Shares of Target (NYSE:TGT) recently took a hit when it was reported in an email to Bloomberg that Wal-Mart's (NYSE:WMT) February sales were a "total disaster." Target is one of my favorite dividend growth stocks and I am excited about the drop in share price, based purely on the rumored sales results of a competitor. While I generally look for a 10 - 15% dip before adding to a position, I believe that with great companies that are committed to raising their dividend, any drop in share price creates a buying opportunity.
Target Corp. is a dividend champion and has been raising its dividend for 45 consecutive years. It currently pays out $0.36 per share quarterly for an annual payment of $1.44 per share. At Friday's closing price of $61.71, the resulting yield is 2.30%. Dividend growth has averaged 18.6% annually for the last ten years and the growth rate has even accelerated over the last few years.

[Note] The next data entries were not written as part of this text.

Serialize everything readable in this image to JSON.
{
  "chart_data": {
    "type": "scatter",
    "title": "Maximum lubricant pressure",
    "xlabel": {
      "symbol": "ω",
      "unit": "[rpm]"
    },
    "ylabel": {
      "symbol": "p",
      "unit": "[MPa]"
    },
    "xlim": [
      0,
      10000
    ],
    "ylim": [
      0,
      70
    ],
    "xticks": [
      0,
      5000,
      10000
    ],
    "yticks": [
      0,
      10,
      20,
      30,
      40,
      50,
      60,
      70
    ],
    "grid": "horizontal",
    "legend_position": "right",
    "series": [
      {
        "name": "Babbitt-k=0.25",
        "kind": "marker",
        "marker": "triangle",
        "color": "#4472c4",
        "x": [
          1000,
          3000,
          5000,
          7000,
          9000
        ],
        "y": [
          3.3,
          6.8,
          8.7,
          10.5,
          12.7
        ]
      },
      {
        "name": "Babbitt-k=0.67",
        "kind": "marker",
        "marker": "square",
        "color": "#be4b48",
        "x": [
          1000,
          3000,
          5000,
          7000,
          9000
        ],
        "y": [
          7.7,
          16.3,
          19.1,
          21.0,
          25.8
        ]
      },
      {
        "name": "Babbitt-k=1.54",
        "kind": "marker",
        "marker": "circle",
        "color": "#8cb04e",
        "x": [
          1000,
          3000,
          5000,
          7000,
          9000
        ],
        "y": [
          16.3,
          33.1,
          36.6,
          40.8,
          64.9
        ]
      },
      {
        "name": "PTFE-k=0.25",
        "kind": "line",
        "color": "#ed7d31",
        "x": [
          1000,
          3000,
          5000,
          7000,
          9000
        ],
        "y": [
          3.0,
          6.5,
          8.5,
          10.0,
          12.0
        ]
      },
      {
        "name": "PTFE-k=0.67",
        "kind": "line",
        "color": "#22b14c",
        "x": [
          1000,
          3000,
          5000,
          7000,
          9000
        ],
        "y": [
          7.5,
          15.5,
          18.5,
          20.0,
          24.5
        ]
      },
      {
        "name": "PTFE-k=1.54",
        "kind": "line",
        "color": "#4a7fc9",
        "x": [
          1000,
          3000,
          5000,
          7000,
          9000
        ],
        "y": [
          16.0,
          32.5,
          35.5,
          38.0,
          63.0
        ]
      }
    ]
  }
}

Target Dividend Growth Rate
The following chart shows the consistent dividend growth and low payout ratio for Target. Because Target is paying out less than 30% of its earning as dividends, there is significant room for growth even if earnings stay stable. Assuming a 15% dividend growth rate moving forward, shareholders will enjoy a 4.3% yield on cost in 5 years and over 8.5% yield on cost within 10 years based on the current share price.
Target continues to grow revenues and earnings, which will allow them to continue their robust dividend increases. This chart shows how revenues have grown consistently since 2004 and earnings have a strong upward trend, with a small dip during the recent recession.
There are concerns that the recent payroll tax increase will put pressure on the entire retail sector, but Target recently reported that same-store sales rose 3.1% in January.
I will be looking for the Target share price to pull back even more if the retail sector hits a bump this quarter or the broader market declines. If Target dips to $60, it would have a yield of 2.4%, if it pulls back to $55, the yield would be 2.62%, and if it dropped all the way to $50, the yield would be a very solid 2.9%.
Target is a strong company that will give investors protection from steep share price declines and reward investors with a growing dividend payout. Target is an example of a stock I want to buy and hold for the long run and as I said before, every dip in price creates a buying opportunity.